Bonsai Tree Physiology

Photosynthesis – Bonsai trees and plants in general, use light energy from the sun to convert carbon dioxide and water into glucose and oxygen. This process is called photosynthesis and without “it” there would be no “us”, so in a very real sense, bonsai is life! Photosynthesis takes place in the green parts of trees and plants, the leaves. The green color of leaves comes from the chlorophyll molecules in the chloroplasts.

Chloroplasts - Chloroplasts contain the essential life-giving photosynthetic pigments. Each chloroplast is like a tiny carbohydrate factory and out of this little factory comes the food for the plant, or bonsai tree, and practically every other living thing on earth - including you and me. Carbohydrates create more than is needed to perform the photosynthesis process and this "excess" carbohydrate material gets converted into starch. (An important carbohydrate is sugar or glucose - a basic fuel and building material for much of life. 

Starch – Trees and plants turn this "excess" carbohydrate material into starch and store it for later use. The peak of starch content, in plants, usually occurs around the middle of the afternoon. By using enzymes the plant slowly turns the insoluble starch back into sugar or glucose, which is then dissolved and passes into the phloem to be moved throughout the plant by osmosis (the loss of water molecules from the leaves of a plant, Transpiration, creates an osmotic gradient, which produces tension that pulls water upward from the roots and throughout the tree). These vital processes continue right on through the night, making room in the leaf for the next day's life-giving photosynthetic process.

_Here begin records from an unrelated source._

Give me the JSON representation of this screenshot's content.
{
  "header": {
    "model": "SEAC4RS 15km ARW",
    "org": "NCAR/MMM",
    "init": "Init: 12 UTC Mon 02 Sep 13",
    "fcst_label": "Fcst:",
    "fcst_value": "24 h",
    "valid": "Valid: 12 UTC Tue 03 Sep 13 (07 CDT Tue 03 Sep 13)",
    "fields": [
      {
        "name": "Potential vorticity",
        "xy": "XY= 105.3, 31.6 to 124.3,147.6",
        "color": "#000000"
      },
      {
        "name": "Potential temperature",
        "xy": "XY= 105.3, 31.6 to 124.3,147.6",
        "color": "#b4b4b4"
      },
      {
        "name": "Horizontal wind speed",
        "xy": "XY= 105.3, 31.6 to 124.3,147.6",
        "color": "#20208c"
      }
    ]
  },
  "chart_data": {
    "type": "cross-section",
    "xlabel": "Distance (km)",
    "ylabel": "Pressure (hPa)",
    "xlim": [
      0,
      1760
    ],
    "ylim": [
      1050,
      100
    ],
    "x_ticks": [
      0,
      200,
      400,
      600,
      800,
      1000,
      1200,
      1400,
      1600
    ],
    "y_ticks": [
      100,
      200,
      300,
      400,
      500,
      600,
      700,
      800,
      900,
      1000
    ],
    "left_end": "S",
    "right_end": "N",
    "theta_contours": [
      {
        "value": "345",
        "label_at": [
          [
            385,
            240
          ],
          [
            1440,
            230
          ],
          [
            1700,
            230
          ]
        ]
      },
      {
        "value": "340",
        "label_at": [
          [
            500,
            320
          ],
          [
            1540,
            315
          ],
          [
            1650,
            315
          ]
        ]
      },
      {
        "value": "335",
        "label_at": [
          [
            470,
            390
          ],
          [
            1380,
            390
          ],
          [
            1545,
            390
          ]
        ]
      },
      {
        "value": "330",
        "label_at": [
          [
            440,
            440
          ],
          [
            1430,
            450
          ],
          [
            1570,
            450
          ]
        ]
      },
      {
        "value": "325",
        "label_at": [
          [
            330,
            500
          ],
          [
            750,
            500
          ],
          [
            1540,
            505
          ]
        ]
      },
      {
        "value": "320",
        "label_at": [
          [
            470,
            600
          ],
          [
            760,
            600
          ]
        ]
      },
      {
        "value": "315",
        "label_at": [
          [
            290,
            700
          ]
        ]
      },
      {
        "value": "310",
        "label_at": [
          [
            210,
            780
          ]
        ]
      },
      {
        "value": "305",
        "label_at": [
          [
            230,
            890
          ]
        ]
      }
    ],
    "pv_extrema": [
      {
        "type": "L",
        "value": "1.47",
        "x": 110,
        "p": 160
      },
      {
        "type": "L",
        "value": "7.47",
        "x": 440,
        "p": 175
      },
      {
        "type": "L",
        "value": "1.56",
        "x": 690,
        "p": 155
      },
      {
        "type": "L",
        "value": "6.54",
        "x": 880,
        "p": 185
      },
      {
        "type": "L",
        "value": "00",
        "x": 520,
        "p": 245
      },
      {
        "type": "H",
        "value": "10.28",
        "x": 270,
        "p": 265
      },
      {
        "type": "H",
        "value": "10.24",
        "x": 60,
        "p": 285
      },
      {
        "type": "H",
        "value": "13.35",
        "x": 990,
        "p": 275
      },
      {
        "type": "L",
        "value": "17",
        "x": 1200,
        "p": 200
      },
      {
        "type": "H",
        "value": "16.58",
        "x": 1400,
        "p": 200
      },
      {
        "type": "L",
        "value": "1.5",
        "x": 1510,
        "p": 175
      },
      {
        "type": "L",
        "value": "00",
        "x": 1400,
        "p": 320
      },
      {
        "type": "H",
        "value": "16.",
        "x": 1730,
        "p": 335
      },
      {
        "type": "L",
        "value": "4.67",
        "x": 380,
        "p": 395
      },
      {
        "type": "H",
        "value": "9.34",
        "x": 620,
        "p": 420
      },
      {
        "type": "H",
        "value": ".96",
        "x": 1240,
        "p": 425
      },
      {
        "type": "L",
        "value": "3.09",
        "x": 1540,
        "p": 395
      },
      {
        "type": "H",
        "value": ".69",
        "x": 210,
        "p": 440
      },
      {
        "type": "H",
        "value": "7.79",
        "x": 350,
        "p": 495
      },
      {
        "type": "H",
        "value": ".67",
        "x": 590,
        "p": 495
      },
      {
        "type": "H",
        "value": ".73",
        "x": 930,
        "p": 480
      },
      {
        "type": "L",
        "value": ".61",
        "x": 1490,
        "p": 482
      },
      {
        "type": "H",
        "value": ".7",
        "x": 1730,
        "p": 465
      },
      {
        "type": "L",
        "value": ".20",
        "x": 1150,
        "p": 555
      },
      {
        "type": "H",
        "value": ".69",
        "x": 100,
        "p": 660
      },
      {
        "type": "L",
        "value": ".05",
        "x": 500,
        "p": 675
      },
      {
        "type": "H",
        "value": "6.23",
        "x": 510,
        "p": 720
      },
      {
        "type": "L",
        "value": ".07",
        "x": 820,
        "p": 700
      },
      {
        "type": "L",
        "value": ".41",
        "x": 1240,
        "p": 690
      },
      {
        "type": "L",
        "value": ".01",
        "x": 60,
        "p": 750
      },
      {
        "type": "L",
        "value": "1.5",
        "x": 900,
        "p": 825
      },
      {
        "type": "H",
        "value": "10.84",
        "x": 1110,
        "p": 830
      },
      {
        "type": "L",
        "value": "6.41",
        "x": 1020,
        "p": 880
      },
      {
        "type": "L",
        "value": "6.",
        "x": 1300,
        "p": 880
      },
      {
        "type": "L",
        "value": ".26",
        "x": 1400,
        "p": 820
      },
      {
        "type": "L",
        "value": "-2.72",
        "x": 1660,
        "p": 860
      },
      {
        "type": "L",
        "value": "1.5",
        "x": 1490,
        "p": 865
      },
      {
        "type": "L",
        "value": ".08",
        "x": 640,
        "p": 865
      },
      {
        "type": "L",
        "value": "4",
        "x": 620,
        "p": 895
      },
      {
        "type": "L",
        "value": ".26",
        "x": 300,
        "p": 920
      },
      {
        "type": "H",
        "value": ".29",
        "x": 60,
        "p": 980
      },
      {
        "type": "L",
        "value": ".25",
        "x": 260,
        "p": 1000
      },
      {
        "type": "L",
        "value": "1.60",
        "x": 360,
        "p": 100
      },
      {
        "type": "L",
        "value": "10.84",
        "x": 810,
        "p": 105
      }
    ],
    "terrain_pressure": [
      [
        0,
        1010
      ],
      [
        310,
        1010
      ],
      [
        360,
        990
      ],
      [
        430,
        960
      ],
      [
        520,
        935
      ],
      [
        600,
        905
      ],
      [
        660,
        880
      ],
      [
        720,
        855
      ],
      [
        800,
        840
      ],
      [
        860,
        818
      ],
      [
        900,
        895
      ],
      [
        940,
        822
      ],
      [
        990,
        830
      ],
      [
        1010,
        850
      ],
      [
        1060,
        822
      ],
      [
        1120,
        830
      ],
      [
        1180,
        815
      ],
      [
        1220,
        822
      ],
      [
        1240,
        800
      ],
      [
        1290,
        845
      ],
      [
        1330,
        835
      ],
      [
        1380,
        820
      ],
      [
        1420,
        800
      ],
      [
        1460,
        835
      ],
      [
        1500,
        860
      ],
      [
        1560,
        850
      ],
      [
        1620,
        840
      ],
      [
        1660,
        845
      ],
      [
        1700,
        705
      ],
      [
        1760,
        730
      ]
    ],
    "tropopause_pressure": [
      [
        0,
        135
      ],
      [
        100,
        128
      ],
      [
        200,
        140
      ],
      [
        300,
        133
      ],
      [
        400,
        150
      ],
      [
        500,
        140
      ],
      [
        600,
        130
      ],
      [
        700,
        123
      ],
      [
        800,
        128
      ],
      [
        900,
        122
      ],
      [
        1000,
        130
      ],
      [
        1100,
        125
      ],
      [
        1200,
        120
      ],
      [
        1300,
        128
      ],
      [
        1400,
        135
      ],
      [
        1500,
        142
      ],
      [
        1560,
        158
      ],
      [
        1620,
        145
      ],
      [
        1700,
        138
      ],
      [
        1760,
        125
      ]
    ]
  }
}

Xylem - The xylem is the principal water-conducting tissue of vascular trees and plants. The xylem also takes part in food storage and the conduction of vital minerals to the leaves. Together the xylem and phloem form a continuous system of vascular tissue extending throughout the plant.

Phloem - The phloem is the portion of the vascular system in plants, consisting of living cells arranged into elongated tubes, that transports sugar and other organic nutrients throughout the plant. The phloem is the principal food-conducting tissue of vascular plants.

Transpiration - Transpiration is the process of water loss from trees and plants through stomata. Transpiration occurs when stomata open in a humid surrounding and close when it is dry. Stomata - are small openings found on the underside of leaves and are connected to vascular plant tissues. Transpiration is a passive process, largely controlled by the humidity of the atmosphere and the moisture content of the soil. Transpiration also transports nutrients from the soil into the roots and carries them to the various cells of the plant.